The required urgency for the identification of potential treatments has necessitated the further investigation of a wide-range of potential therapeutic agents. The ones identified in this review are listed below in some detail.

3.7.1. Avermectine

The pesticide Avermectina (otherwise known as Abamectina and Ivermectina) is registered by the US Environmental Protection Agency (EMA) as a pesticide. The study with the pesticide Ivermectin, approved by the FDA as a pesticide against scabies and already used against the HIV, Zika, Dengue, West Nile and Influenza viruses. This study, carried out at the Monash University's Biomedicine Discovery Institute of the Peter Doherty Institute of Infection and Immunity in Australia, has shown that a single dose of the medicine would be able to block the growth of the pathogen in culture, eliminating all the viral genetic material within 48 hours (Author 14, 2020).

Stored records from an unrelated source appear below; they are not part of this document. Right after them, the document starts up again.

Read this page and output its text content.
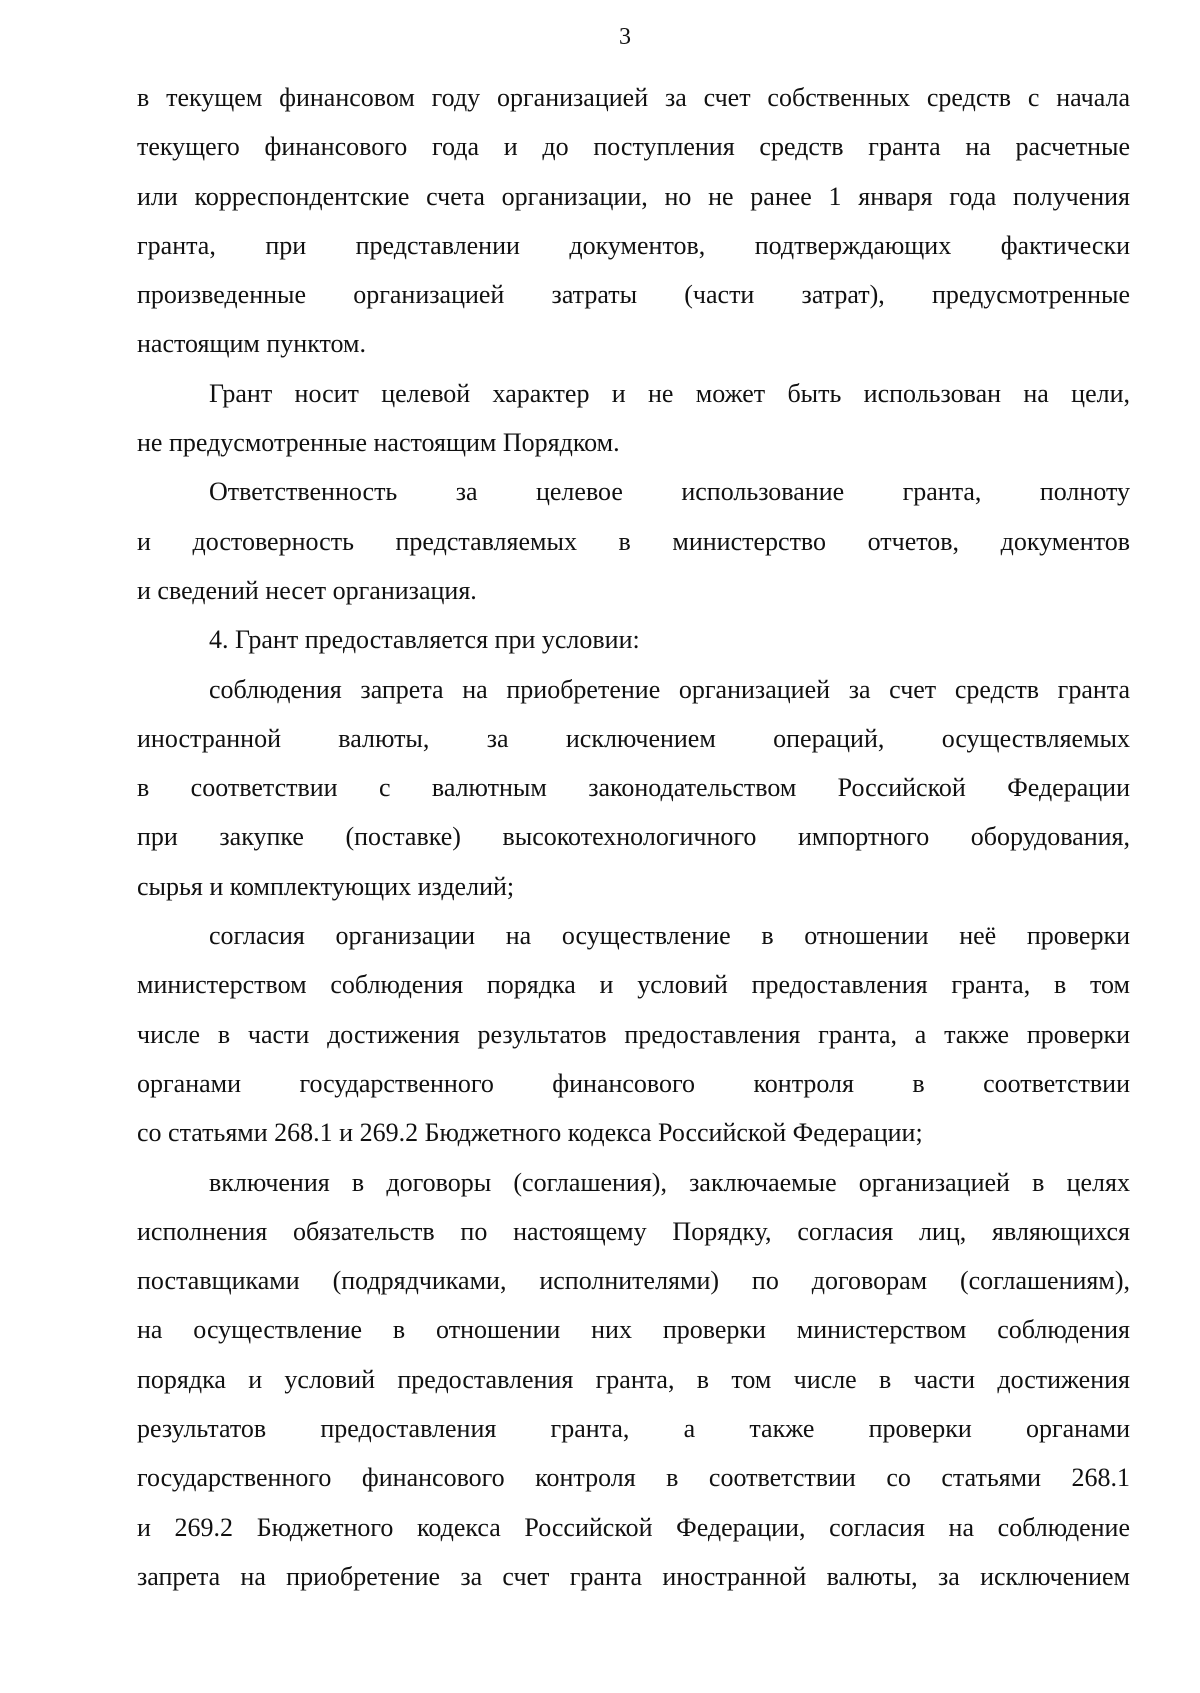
3
в текущем финансовом году организацией за счет собственных средств с начала
текущего финансового года и до поступления средств гранта на расчетные
или корреспондентские счета организации, но не ранее 1 января года получения
гранта, при представлении документов, подтверждающих фактически
произведенные организацией затраты (части затрат), предусмотренные
настоящим пунктом.
Грант носит целевой характер и не может быть использован на цели,
не предусмотренные настоящим Порядком.
Ответственность за целевое использование гранта, полноту
и достоверность представляемых в министерство отчетов, документов
и сведений несет организация.
4. Грант предоставляется при условии:
соблюдения запрета на приобретение организацией за счет средств гранта
иностранной валюты, за исключением операций, осуществляемых
в соответствии с валютным законодательством Российской Федерации
при закупке (поставке) высокотехнологичного импортного оборудования,
сырья и комплектующих изделий;
согласия организации на осуществление в отношении неё проверки
министерством соблюдения порядка и условий предоставления гранта, в том
числе в части достижения результатов предоставления гранта, а также проверки
органами государственного финансового контроля в соответствии
со статьями 268.1 и 269.2 Бюджетного кодекса Российской Федерации;
включения в договоры (соглашения), заключаемые организацией в целях
исполнения обязательств по настоящему Порядку, согласия лиц, являющихся
поставщиками (подрядчиками, исполнителями) по договорам (соглашениям),
на осуществление в отношении них проверки министерством соблюдения
порядка и условий предоставления гранта, в том числе в части достижения
результатов предоставления гранта, а также проверки органами
государственного финансового контроля в соответствии со статьями 268.1
и 269.2 Бюджетного кодекса Российской Федерации, согласия на соблюдение
запрета на приобретение за счет гранта иностранной валюты, за исключением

3.7.2. Association of chloroquine or hydroxychloroquine in combination with a macrolide (azithromycin)

Two studies have been published in France on the combination of hydroxychloroquine and azithromycin in patients with COVID-19 by the same research team as The Méditerranée Infection University Hospital Institute in Marseille. In summary, the two studies have documented a significant reduction in viral load and a clinical improvement compared to the natural progression of the disease triggered by SARS-CoV-2 infection. A death was recorded, while three patients were hospitalized in the Intensive Care wards (pooled data of the two studies) (Gautret et al., 2020; Author 15, 2020).

3.7.3. Ruxolitinib

Ruxolitinib is an inhibitor of the signal transmission pathway mediated by Janus Kinase (Jak), with anti-inflammatory effects related to the inhibition of the release of cytokines. Normally ruxolitinib is used in the hematology field and is indicated for the treatment of splenomegaly or disease-related symptoms in adult patients with primary myelofibrosis. It is also approved for the treatment of adult patients with polycythemia vera who are resistant or intolerant to hydroxyurea (JAK Inhibitors: Prospects in Connective Tissue Diseases et al., 2020). A compassionate use of Ruxolitinib has also been approved by AIFA in Covid-19 patients with respiratory failure who do not require invasive assisted ventilation.

3.7.4. Baricitinib

Baricitinib is another JAK inhibitor indicated for the treatment of active rheumatoid arthritis (JAK Inhibitors: Prospects in Connective Tissue Diseases et al., 2020). AIFA has licensed a randomized phase 2 trial to evaluate the efficacy, safety and tolerability of baricitinib in addition to the usual treatment in patients with pneumonia in COVID-19 (Barcivid study) (Author 27, 2020).

3.7.5. Anti-diabetes

A new line of research comes from diabetologists. According to a study, in addition to the main entrance door of virus, the angiotensin-converting enzyme 2 (ACE2) receptor, the DPP4 receptor must be evaluated. The Dipeptidyl peptidase 4 (Dpp4) receptor is present on all human cell types (bronchi and hearth) and is the same on which many medicines for diabetes work (Iacobellis, 2020).

3.7.6. Colchicine

Colchicine is a molecule, capable of interfering with the inflammatory immune response observed in subjects with COVID-19. Colchicine is a drug that has been used for a long time and is effective for the treatment of acute attack of gouty arthritis. Specifically, it manages to reduce the release of cytokines, molecules that, like IL-6, are responsible for the inflammatory (La Regina et al., 2019; Author 9, 2020). A study has recently started in Italy (Author 28, 2020).

3.7.7. Heparin

A reduction of up to 20% in mortality among COVID-19 patients with a marked increase in an indicator of the presence of blood clots, was achieve due to the use of an old drug, heparin (Thachil, 2020). This was reported by a study according to which the use of heparin in COVID-19 patients could have anticoagulant effects, as well as anti-inflammatory and potentially even antiviral ones. It has been shown that new coronavirus infections are associated with a high mortality in the presence of high value of D-dimer, a particularly important marker for coagulopathy (Thachil, 2020). However, it will be necessary to study in depth at what dosage the drug could have such potential antiviral properties. A recent study has been approved by AIFA with enoxeparin (INHIXACOVID) (Author 29, 2020).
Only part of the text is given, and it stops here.